The neon-colored head and jumble of painted legs lying side by side on the back cover of Volume, an on-campus music publication which releases its most recent issue today, are a far cry from the simple graphics that have graced the back page of the magazine in years past.

The image, a new advertisement for the arts at Yale produced through a collaboration between Volume and Dean for the Arts Susan Cahan, aims to showcase the breadth of graduate and undergraduate student talent, Cahan said. It is one in a series of three images to be released one by one on the back of Volume issues this year.
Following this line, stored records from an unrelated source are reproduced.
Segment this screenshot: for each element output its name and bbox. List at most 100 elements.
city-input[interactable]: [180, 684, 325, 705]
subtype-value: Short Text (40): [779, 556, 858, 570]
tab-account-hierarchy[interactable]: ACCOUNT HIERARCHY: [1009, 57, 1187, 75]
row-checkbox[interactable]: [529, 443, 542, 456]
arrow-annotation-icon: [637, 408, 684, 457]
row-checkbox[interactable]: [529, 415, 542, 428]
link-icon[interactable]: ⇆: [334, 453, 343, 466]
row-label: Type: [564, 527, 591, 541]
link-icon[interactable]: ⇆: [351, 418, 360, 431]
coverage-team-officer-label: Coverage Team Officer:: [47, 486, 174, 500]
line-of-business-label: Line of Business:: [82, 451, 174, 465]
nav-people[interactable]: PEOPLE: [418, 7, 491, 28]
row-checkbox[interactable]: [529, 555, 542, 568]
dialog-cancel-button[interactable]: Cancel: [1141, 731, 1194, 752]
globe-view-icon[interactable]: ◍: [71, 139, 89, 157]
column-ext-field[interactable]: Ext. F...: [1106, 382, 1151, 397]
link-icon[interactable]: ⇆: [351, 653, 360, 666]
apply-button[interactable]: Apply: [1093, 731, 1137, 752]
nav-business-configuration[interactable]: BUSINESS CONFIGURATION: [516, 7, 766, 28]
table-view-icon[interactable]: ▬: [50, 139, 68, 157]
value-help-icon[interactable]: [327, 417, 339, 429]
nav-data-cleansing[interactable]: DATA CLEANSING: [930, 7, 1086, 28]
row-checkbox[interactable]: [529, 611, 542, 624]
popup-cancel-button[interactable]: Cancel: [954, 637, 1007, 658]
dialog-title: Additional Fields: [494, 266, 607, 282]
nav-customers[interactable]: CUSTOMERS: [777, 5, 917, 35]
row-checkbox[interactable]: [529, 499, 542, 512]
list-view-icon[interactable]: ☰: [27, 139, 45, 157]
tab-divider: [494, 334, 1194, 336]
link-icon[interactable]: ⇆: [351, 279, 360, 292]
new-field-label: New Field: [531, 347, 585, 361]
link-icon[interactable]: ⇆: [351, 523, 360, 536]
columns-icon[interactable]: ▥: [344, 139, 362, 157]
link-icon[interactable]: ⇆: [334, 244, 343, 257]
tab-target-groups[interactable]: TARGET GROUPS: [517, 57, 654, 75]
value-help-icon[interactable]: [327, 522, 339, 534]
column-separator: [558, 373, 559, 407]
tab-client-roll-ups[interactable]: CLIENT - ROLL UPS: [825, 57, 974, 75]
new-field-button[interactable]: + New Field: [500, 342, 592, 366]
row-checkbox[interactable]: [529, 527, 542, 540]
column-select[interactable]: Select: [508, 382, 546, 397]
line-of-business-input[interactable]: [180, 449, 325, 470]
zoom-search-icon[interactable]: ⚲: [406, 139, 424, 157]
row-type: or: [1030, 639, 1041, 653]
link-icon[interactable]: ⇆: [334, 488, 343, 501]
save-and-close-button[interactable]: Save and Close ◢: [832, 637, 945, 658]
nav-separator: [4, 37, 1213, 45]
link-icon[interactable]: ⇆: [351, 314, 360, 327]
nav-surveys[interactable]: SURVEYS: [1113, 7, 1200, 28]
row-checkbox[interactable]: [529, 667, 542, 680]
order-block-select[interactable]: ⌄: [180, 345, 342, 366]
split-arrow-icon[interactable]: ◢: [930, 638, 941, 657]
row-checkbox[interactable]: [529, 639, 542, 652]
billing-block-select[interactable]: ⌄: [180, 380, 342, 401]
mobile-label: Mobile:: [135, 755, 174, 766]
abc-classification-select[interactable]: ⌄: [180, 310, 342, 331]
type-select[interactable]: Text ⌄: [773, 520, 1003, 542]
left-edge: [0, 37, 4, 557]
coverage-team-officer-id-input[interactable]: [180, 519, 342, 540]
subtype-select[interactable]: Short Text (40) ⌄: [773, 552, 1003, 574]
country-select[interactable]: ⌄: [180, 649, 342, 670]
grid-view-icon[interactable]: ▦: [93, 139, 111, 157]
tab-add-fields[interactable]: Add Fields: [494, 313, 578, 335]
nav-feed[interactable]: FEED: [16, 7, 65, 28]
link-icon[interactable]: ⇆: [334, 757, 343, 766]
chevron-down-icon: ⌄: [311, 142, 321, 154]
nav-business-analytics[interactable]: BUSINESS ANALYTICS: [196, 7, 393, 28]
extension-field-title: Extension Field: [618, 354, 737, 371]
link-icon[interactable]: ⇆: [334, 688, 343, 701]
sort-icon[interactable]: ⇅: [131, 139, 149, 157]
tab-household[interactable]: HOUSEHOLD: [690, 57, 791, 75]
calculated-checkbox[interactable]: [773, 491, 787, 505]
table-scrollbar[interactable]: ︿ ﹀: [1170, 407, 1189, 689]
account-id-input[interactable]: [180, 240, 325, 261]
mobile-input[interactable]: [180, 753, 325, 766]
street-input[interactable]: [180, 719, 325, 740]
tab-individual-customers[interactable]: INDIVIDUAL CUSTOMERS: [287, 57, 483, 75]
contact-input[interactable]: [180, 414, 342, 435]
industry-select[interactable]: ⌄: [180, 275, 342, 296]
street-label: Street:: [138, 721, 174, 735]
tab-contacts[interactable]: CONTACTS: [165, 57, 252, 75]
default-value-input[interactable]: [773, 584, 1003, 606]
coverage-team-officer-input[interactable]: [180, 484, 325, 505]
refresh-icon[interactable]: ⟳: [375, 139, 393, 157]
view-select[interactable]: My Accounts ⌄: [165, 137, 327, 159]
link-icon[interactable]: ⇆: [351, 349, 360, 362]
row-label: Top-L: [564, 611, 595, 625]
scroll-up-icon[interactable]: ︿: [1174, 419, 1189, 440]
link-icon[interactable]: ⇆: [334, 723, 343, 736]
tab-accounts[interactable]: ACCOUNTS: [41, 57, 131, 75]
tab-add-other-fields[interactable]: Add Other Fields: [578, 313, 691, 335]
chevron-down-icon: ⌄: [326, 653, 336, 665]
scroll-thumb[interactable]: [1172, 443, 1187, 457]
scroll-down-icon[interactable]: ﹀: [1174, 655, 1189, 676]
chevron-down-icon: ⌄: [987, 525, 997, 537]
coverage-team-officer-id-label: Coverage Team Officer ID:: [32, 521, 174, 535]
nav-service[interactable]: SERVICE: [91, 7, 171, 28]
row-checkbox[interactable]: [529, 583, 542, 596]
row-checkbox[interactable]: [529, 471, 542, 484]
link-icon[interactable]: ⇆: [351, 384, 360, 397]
When placed side by side, the three pictures will form two human bodies — one created by undergraduates and the other by graduate students in the arts at Yale — lying next to one another.

Six teams of graduate and undergraduate students created the different segments of the image independently of one another, working only with a small strip of the adjacent piece. The overall image is assembled sequentially through this process, with each collaborator adding on to the previous piece. The final product is called an “exquisite corpse,” from the word for body in French.

Cahan and Nozlee Samadzadeh ’10, a senior editor and former publisher for Volume, developed the idea to produce an exquisite corpse for the back cover after Samadzadeh, along with the two current publishers of Volume, approached Cahan earlier in the year and asked if the Dean’s Office would be willing to purchase ad space on the back cover of the magazine, as the office has done in the past. While in the past the page had featured standard ads publicizing the arts at Yale, rather than the hands-off approach taken by administrators in the past, Cahan said she wanted to use the space as a venue for undergraduate art.

“We wanted to have not just a conventional type of ad, but to create the opportunity to create a new art project,” Cahan said, adding that she sees the advertisement as a way to increase awareness of the arts at Yale.

Cahan then worked with Sam Messer, associate dean for the School of Art, to compile the student teams. Cahan and Messer’s objective was to put together groups of students involved in different areas of the arts on campus, and have them work together in cross-disciplinary groups.

The undergraduate contribution to the most recent issue of Volume — the legs of the corpse — was created by Grace Needlman ’11, an art major in the painting concentration, and Sam Gottstein ’10, the director of the Alliance for Dance at Yale College. Noel Anderson ART ’10, a sculpture student, and Jay Peter Salvas ART ’10, a graphic design student, created the head of the other body on the back page of the current issue.

Jarett Moran ’10, editor-in-chief of Volume, created the head for one of the bodies along with Samadzadeh. Their creation — a robotic head on paper, collaged with vintage magazines from the Soviet Union and a poem by British poet J.H. Prynne — was a merging of their different approaches to art, Samadzadeh said. Moran is an Ethics, Politics and Economics major concentrating in the arts, while Samadzadeh is a Computing and the Arts major.

Though the pair was not allowed to see the other images while they were working, Moran said he has since seen the completed figure.

“You can definitely see different people’s sensibilities in their pieces, but they all kind of fit together,” he said.